Nearly half of the vulture population in the Israeli-annexed Golan Heights have died of apparent poisoning, Israel's Nature and Parks Authority Friday, in a new blow to an already decimated breed.

Eight out of around 20 griffon vultures left in the area were found dead on Friday, the organisation's director Shaul Goldstein told AFP, in what he described as "a mortal blow to the birds of prey population".

The Israeli parks authority said the deaths constituted "a serious matter", and vowed to find "those responsible for this poisoning and bring them to justice".

A fox and two jackals were also found dead and two other vultures sick were taken to a wildlife clinic for treatment.

Goldstein declined to say if the poisoning was deliberate.

The vulture population on the Israeli side of the Golan Heights has declined significantly over the past two decades, with their number dropping from 130 in 1998 to around 20 before the latest deaths.
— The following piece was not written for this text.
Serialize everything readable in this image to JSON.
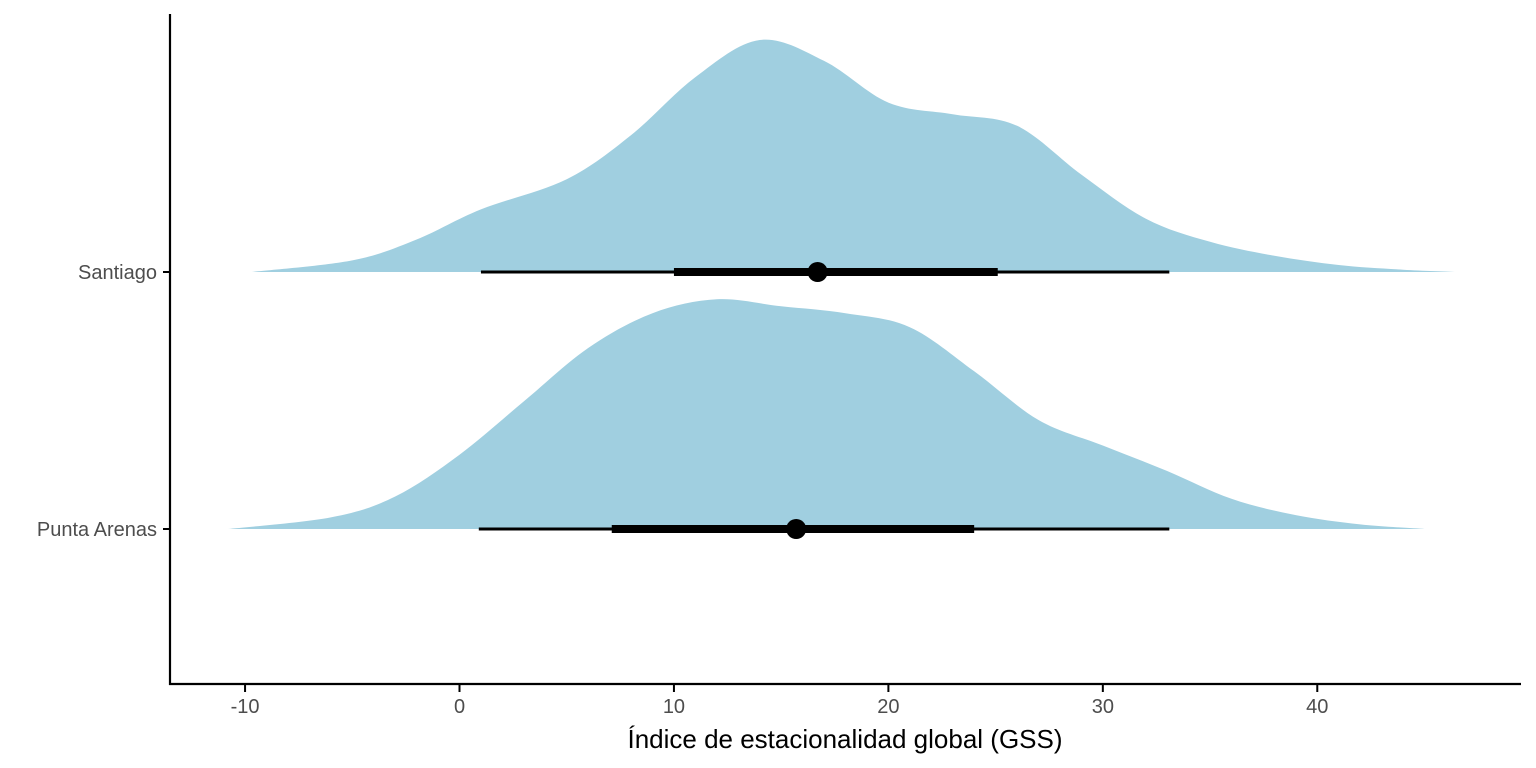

In 2016, UN peacekeepers helped return a vulture which had been captured across the border in Lebanon on suspicion of spying for the Jewish state.

Israel seized around 1,200 square kilometres of the Golan from Syria in a 1967 and later annexed it, in moves never recognised by the international community.

About 18,000 Syrians belonging to the Druze community -- most of whom refuse Israeli citizenship -- remain in the occupied Golan, alongside some 20,000 Israeli settlers in 33 communities.